Così il silenzio diventa complice di vergogna, ansia da prestazione e una profonda solitudine.

2. Il piacere come tabu (soprattutto quello femminile)

Il piacere maschile è stato rappresentato e raccontato, spesso anche in modo semplificato e stereotipato.
Quello femminile? Invisibilizzato, medicalizzato, scomodo.
In alcune narrazioni è ancora negato e giudicato.

Eppure, sembrerà rivoluzionario dirlo ma: una persona vag1na-munita può essere un soggetto desiderante.
Non solo può. Deve saperlo.

3. Educazione sessuale carente e moralista

Quando si fa, si fa male.
L’educazione sessuale che passa è spesso frammentaria e colpevolizzante.
Si parla di rischi e protezione (quando va bene), ma quasi mai di piacere, consenso, comunicazione, affettività.
Il risultato? Un’idea distorta di intimità che mette a disagio anche le domande più naturali. Inoltre, col nuovo decreto, si limita maggiormente la conversazione su tali tematiche.

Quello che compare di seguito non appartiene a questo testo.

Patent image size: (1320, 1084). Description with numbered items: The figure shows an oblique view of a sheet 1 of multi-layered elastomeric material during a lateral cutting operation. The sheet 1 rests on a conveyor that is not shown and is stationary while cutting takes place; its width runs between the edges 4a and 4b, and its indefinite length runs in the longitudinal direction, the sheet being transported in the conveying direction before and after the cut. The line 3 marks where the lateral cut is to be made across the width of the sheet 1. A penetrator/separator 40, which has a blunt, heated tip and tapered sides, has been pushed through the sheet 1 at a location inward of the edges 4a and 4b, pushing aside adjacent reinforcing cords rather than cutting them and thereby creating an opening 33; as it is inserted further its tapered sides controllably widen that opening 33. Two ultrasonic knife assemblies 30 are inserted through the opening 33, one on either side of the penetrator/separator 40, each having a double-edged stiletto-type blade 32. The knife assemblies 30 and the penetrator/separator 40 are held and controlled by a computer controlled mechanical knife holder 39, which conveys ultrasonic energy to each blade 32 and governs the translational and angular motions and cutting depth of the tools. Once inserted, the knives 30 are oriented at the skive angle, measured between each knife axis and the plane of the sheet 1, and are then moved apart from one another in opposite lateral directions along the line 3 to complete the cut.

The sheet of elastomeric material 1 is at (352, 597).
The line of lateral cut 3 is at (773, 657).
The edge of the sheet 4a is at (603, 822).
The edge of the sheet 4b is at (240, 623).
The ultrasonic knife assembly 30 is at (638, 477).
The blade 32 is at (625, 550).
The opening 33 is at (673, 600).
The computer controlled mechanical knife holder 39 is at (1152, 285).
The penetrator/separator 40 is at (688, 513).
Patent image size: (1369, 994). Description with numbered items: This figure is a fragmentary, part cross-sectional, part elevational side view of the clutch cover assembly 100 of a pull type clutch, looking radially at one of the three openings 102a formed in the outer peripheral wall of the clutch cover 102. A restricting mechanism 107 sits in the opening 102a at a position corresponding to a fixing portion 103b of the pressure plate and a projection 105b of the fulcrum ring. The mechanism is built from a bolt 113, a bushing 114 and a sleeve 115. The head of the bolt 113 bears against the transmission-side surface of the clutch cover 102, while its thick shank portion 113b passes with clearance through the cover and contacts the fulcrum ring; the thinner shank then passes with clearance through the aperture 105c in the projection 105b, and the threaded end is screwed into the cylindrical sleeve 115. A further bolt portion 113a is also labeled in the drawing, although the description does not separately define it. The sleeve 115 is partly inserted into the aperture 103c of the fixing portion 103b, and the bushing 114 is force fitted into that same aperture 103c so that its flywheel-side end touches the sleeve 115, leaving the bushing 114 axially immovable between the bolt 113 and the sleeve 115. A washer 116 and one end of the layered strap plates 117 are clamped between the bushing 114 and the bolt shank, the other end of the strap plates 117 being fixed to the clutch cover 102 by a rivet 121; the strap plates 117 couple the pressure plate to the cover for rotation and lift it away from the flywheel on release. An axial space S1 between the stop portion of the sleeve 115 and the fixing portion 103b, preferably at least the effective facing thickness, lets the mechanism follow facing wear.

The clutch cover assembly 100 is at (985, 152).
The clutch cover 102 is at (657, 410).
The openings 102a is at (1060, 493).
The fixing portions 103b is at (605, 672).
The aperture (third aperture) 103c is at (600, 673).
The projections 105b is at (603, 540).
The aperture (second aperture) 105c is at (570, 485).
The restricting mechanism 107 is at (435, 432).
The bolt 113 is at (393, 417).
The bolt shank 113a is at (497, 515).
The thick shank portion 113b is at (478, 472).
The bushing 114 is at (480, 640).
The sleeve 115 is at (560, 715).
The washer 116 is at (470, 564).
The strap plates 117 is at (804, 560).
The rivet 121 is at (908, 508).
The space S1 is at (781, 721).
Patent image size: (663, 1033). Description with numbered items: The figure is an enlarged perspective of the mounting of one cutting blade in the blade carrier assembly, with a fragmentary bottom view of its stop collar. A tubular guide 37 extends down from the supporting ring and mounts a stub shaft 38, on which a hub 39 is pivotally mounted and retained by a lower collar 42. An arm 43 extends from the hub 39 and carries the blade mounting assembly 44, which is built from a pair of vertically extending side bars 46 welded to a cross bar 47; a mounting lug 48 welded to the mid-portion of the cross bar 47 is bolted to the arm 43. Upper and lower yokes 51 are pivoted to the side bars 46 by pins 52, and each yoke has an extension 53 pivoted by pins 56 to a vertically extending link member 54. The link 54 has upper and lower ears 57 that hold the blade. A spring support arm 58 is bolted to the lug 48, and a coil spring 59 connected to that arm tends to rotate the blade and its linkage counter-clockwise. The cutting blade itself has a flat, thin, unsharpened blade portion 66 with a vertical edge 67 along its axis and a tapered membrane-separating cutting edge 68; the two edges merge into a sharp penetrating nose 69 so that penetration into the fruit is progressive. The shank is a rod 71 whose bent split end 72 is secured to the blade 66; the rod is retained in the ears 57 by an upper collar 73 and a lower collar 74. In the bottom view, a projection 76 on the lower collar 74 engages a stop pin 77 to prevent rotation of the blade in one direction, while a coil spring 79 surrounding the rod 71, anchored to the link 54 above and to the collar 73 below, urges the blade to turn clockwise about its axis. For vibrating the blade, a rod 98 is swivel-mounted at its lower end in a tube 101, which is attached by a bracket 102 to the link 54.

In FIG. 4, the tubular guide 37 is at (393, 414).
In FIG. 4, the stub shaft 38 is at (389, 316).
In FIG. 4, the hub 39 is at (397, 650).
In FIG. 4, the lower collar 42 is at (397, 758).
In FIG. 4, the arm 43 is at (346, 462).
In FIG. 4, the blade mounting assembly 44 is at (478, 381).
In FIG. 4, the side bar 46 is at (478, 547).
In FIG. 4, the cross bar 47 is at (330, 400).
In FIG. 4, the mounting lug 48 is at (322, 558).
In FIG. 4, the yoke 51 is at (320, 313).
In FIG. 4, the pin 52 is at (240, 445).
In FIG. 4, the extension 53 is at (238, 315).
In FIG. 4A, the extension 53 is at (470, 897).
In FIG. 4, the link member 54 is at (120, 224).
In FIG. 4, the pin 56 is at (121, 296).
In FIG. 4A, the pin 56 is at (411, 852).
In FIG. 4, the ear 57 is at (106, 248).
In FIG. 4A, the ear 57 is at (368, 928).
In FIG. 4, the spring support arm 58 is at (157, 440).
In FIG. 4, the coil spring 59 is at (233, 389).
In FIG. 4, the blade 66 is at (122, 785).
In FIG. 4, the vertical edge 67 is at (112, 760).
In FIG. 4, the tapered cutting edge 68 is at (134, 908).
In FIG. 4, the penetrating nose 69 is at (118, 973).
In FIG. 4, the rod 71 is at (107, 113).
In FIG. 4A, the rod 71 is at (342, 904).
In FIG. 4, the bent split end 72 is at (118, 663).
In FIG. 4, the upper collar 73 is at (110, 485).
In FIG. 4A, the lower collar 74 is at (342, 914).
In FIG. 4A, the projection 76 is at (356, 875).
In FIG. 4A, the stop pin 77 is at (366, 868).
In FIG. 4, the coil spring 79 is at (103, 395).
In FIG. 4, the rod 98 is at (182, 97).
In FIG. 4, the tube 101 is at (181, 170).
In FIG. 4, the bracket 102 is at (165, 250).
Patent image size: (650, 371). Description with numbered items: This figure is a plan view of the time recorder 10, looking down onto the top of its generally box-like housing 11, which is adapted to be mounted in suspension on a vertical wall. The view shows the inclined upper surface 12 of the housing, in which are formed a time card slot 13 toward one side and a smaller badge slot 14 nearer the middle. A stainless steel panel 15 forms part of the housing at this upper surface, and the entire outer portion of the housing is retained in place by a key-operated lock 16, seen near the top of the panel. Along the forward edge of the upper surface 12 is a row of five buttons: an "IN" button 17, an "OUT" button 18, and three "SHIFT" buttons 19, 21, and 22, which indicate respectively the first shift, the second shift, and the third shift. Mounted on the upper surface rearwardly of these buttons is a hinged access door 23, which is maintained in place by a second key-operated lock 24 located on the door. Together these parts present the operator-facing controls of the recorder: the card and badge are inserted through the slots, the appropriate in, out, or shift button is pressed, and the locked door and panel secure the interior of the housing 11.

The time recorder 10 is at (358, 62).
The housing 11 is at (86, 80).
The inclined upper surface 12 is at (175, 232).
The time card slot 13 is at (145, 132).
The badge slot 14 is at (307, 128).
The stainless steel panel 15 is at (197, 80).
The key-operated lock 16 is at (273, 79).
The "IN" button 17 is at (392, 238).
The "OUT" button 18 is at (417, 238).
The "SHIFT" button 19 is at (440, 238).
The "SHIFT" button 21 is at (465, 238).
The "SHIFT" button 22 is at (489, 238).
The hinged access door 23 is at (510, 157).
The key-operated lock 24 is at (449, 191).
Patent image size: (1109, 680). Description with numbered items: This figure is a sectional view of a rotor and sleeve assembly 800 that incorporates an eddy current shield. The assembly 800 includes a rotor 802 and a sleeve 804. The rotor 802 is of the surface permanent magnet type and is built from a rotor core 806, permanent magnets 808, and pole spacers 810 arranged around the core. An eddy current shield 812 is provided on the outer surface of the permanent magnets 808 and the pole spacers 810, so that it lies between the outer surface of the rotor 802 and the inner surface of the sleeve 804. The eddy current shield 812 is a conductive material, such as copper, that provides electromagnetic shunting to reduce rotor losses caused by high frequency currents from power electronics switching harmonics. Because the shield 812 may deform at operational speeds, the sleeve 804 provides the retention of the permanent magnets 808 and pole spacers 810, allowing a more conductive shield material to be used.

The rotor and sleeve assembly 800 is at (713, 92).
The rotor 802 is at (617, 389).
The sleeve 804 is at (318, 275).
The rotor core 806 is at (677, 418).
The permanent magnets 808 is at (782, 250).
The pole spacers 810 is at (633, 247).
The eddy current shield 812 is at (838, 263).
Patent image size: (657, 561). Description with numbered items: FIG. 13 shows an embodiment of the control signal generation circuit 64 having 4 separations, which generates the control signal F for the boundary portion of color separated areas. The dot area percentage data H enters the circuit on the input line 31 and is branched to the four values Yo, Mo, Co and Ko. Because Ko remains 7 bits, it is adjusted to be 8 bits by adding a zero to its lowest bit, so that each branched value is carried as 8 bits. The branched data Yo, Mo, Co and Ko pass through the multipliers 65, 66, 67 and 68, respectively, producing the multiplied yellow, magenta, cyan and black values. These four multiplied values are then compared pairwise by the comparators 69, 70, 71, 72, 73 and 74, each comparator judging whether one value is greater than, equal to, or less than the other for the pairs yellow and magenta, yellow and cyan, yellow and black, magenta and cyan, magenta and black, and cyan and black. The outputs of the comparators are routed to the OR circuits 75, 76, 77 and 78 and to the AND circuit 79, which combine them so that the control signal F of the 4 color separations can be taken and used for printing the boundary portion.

4. Il porno come unico racconto del piacere

Nel vuoto educativo, la pornografia diventa scuola.
Peccato che il porno mainstream sia sceneggiato, coreografato e raramente realistico. Lo scopo del porno poi non è quello di educare.
Il sesso vero è imperfetto, pieno di goffaggini, risate, momenti strani, richieste, comunicazione.
Prendere il porno come modello significa illudersi (e illudere) che tutto debba andare come in un copione.
E invece no.

Una questione culturale (e affettiva)

L’Italia ha una lunga storia di moralismi e retaggi religiosi. L’influenza della Chiesa, il patriarcato strutturale e l’assenza di educazione affettiva nelle scuole hanno creato una cultura in cui il sesso è spesso percepito come qualcosa da nascondere o da evitare, piuttosto che da esplorare con rispetto e consapevolezza.

Molte persone arrivano in studio convinte che ci sia qualcosa di sbagliato nel proprio corpo, nei propri desideri, nelle proprie fantasie.
Ma spesso c’è solo una grande fame di conoscenza e una sottile ferita culturale che aspetta di essere riconosciuta.

Allora da dove si comincia?

  • Dal mettere in dubbio ciò che abbiamo sempre dato per scontato.
  • Dal parlarne, dal chiedere, dal leggere.
  • Dallo smettere di vergognarci.
  • Dallo scegliere un’educazione che non metta paura, ma metta al mondo adultə più liberi e consapevoli.

Fallo bene. Fallo consapevole. E soprattutto: sentiti liberə di parlarne.